Wollburg Eileen, Meuret Alicia E, Conrad Ansgar, Roth Walton T, Kim Sunyoung
Department of Psychiatry and Behavioral Sciences, Stanford University School of Medicine, Stanford, CA, USA.
J Anxiety Disord. 2008 Jun;22(5):886-98. doi: 10.1016/j.janxdis.2007.09.004. Epub 2007 Sep 16.
Panic disorder (PD) patients usually react with more self-reported distress to voluntary hyperventilation (HV) than do comparison groups. Less consistently PD patients manifest physiological differences such as more irregular breathing and slower normalization of lowered end-tidal pCO(2) after HV. To test whether physiological differences before, during, or after HV would be more evident after more intense HV, we designed a study in which 16 PD patients and 16 non-anxious controls hyperventilated for 3 min to 25 mmHg, and another 19 PD patients and another 17 controls to 20 mmHg. Patients reacted to HV to 20 mmHg but not to 25 mmHg with more self-reported symptoms than controls.
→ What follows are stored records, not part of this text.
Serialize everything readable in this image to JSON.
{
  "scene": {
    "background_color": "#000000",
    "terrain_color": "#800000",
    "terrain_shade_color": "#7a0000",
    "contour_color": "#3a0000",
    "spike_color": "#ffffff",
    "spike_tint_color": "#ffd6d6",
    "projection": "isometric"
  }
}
However, at neither HV intensity were previous findings of irregular breathing and slow normalization of pCO(2) replicated. In general, differences between patients and controls in response to HV were in the cognitive-language rather than in the physiological realm.
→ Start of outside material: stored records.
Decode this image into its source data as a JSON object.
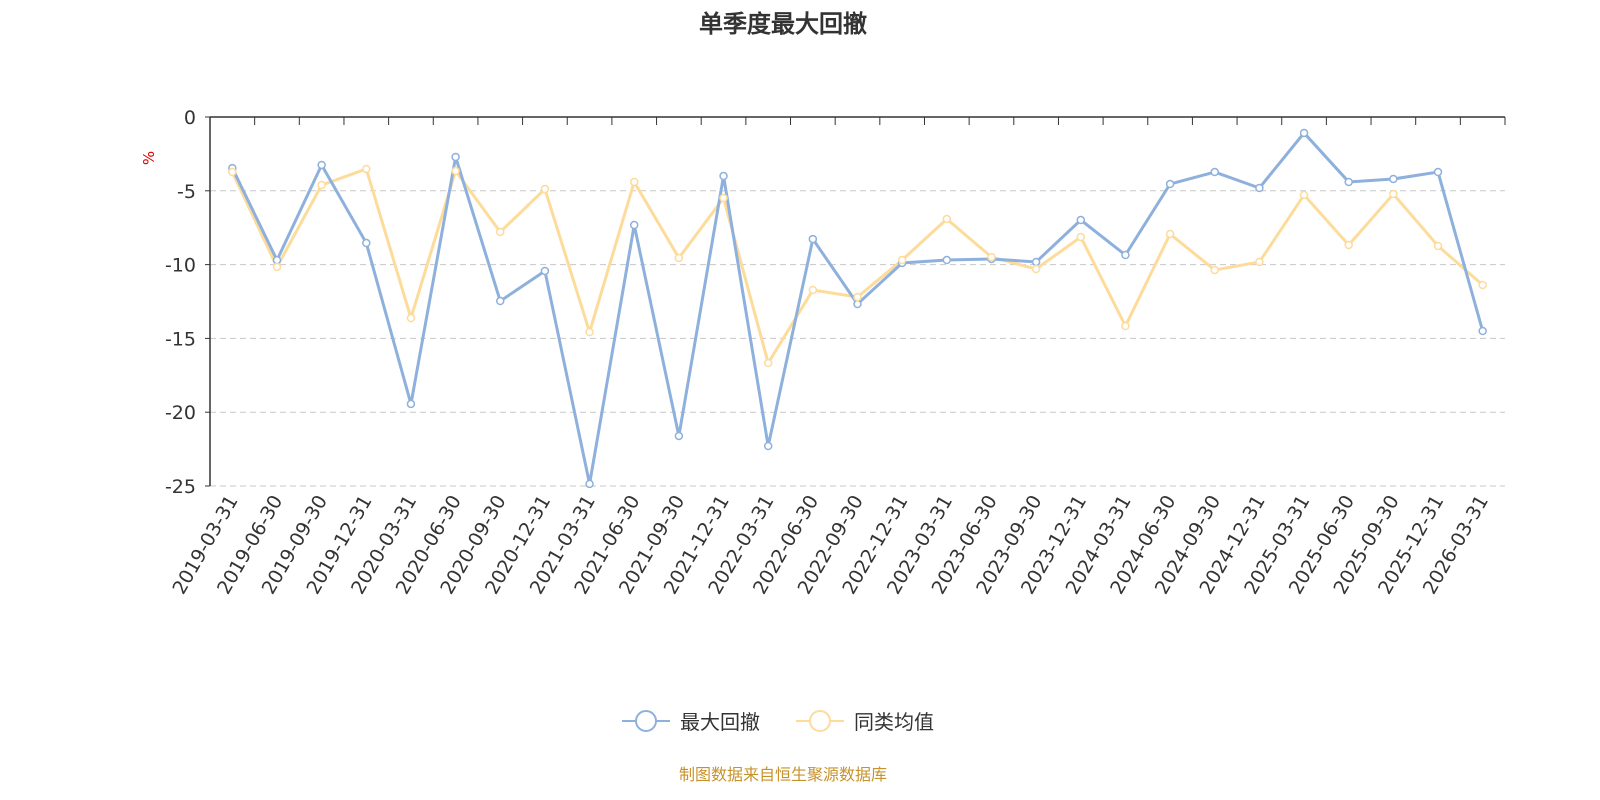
{
  "chart_data": {
    "type": "line",
    "title": "单季度最大回撤",
    "ylabel": "%",
    "xlabel": "",
    "ylim": [
      -25,
      0
    ],
    "yticks": [
      0,
      -5,
      -10,
      -15,
      -20,
      -25
    ],
    "grid": true,
    "legend_position": "bottom",
    "categories": [
      "2019-03-31",
      "2019-06-30",
      "2019-09-30",
      "2019-12-31",
      "2020-03-31",
      "2020-06-30",
      "2020-09-30",
      "2020-12-31",
      "2021-03-31",
      "2021-06-30",
      "2021-09-30",
      "2021-12-31",
      "2022-03-31",
      "2022-06-30",
      "2022-09-30",
      "2022-12-31",
      "2023-03-31",
      "2023-06-30",
      "2023-09-30",
      "2023-12-31",
      "2024-03-31",
      "2024-06-30",
      "2024-09-30",
      "2024-12-31",
      "2025-03-31",
      "2025-06-30",
      "2025-09-30",
      "2025-12-31",
      "2026-03-31"
    ],
    "series": [
      {
        "name": "最大回撤",
        "color": "#8eb0dc",
        "values": [
          -3.46,
          -9.7,
          -3.25,
          -8.54,
          -19.44,
          -2.71,
          -12.47,
          -10.43,
          -24.86,
          -7.32,
          -21.61,
          -4.0,
          -22.29,
          -8.27,
          -12.67,
          -9.89,
          -9.69,
          -9.62,
          -9.82,
          -6.98,
          -9.35,
          -4.54,
          -3.73,
          -4.81,
          -1.08,
          -4.4,
          -4.2,
          -3.73,
          -14.5
        ]
      },
      {
        "name": "同类均值",
        "color": "#fddb9b",
        "values": [
          -3.73,
          -10.16,
          -4.61,
          -3.52,
          -13.62,
          -3.66,
          -7.79,
          -4.88,
          -14.57,
          -4.4,
          -9.55,
          -5.49,
          -16.67,
          -11.72,
          -12.2,
          -9.69,
          -6.91,
          -9.49,
          -10.3,
          -8.13,
          -14.16,
          -7.93,
          -10.37,
          -9.82,
          -5.28,
          -8.67,
          -5.22,
          -8.74,
          -11.38
        ]
      }
    ]
  },
  "footer": "制图数据来自恒生聚源数据库",
  "colors": {
    "footer": "#c8922a",
    "ylabel": "#e00000"
  }
}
惊恐障碍(PD)患者通常比对照组在自愿过度换气(HV)时报告更多的痛苦。不太一致的是,PD患者表现出生理差异,如呼吸更不规则,过度换气后呼气末二氧化碳分压(pCO₂)下降后的恢复正常速度更慢。为了测试在更强烈的过度换气后,过度换气前、期间或之后的生理差异是否会更明显,我们设计了一项研究,其中16名PD患者和16名非焦虑对照组以25毫米汞柱的压力过度换气3分钟,另有19名PD患者和17名对照组以20毫米汞柱的压力过度换气。与对照组相比,患者对20毫米汞柱的过度换气有更多的自我报告症状,但对25毫米汞柱的过度换气没有。然而,在这两种过度换气强度下,均未重复出现先前呼吸不规则和pCO₂恢复正常缓慢的发现。总体而言,患者和对照组在对过度换气的反应上的差异在于认知语言领域,而非生理领域。